Я очень долго был идеалистом

Вульф Виталий Яковлевич

Ведущий телепередачи "Серебряный шар";. Театральный критик. В 70-е годы Виталий Вульф начал публиковать в прессе свои статьи и книги о театре и деятелях театра. С 1972 года Виталий Вульф занимается переводами англо-американской драматургии. Всего им переведено около 40 пьес.

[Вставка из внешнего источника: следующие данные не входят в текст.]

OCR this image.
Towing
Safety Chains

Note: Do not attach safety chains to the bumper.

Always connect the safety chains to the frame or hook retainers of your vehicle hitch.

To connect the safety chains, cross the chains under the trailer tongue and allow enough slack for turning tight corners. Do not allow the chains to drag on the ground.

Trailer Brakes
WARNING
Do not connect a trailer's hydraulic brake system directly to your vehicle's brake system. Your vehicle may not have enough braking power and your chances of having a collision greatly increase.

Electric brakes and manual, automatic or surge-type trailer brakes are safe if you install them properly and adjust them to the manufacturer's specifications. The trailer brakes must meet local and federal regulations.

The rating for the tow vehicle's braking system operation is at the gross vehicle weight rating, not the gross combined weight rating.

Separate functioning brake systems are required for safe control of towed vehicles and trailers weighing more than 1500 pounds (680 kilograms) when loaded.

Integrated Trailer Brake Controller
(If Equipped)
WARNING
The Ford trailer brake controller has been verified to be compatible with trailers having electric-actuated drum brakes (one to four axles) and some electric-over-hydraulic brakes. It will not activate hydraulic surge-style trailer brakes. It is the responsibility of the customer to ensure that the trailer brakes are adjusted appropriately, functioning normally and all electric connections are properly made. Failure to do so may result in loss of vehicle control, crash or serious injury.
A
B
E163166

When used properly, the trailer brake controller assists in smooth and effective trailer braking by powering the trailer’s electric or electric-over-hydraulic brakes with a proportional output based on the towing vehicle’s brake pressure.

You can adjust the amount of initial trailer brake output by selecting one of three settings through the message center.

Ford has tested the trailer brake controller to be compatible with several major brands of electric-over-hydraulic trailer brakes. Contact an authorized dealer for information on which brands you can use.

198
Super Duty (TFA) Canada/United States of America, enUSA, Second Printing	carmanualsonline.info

– Виталий Яковлевич, вы сами верите, что вот уже десять лет выходит ваша передача «Серебряный шар»?
 
– Знаете, за эти десять лет так много было пережито, прожито. Эта работа практически увела меня от науки, ведь я работал в академическом институте, занимался западным театром, общественным сознанием Америки. Эта работа оказалась очень интересной, потому что каждая программа – новая человеческая судьба, в процессе работы я узнавал массу фактов, которые не знал раньше.
 
– Почему вы ушли с Первого канала?
 
– После смерти Влада Листьева всё изменилось, «Серебряный шар» стал как бы на обочине. Я ни в чём не могу упрекнуть Константина Эрнста, он ничего не делал против моей программы, но она была не из любимых им программ, и главное – ненужная ему. Она не прибыльная, не коммерческая, но на Первом канале ничего не сделали для того, чтобы она стала прибыльной. Мысль уйти с канала у меня возникла давно. Но я человек консервативный и долго думал – уходить или не уходить?
 
– Чего-то боялись?
 
– Нет, мне не было боязно, ведь я умею ещё переводить, писать. Проблем с заработком у меня никогда не было. Но после некоторых фактов, о которых я не буду говорить, я решил уйти. Это не личное, это касалось программы. Когда поступило предложение от телеканала «Россия», я согласился. Я не уверен, что Эрнст очень хотел, чтобы я ушёл. Он просто не думал обо мне, я не представлял для него никакого интереса. А теперь моя программа выходит на «России» два раза в месяц.
 
– Вас устраивает, что она выходит в позднее время?
 
– Это лучше, чем на Первом канале – днём по субботам. Судя по рейтингам, это время удобнее, ведь не все ложатся спать до 23 часов.
 
– Рейтинг имеет значение и для вас?
 
– Естественно, за столько лет работы я очень хорошо узнал, что такое телевидение.
 
– Как вам удаётся, рассказывая о людях, совершенно не касаться того, что называется грязным бельём?
 
– Во-первых, я выбираю те персоналии, которые мне интересны. Если я отношусь к человеку негативно, то я не делаю о нём передачу. А что касается грязного белья… Вот я делал передачу про Валентину Серову. Я прочитал о ней книгу, там много такого, что называется грязным бельём. Но в книге трагические факты её биографии использованы больше для того, чтобы привлечь несознательного читателя. Серова на самом деле пила, в её жизни было много острого драматизма, и она трагически закончила жизнь в 57 лет. Но эти факты можно подать совсем иначе. Я не утаивал, что она пила. Но для меня главное было – её драма. В программе про Юматова я тоже не утаил, что он убил человека. Это тоже была трагедия. Но ни на какой грязи я не останавливался.
 
– Но ведь для того же рейтинга вас, наверное, просили добавить чего-нибудь «жареного»?
 
– У меня никогда ничего подобного не просили ни на Первом канале, ни на «России». Единственный был случай: Эрнст сказал мне, что ему не понравилась передача про Еву Браун.
 
– Ваша программа – как некий островок чего-то нормального на отечественном телевидении. Большая часть эфира – всякие «Фабрики», сериалы, милицейские сводки с трупами и кровью, юмористические шоу – создаётся как будто для дебилов. Вас не удивляет, что при этом и Первым каналом, и каналом «Россия» руководят вполне интеллигентные люди? Зачем им это?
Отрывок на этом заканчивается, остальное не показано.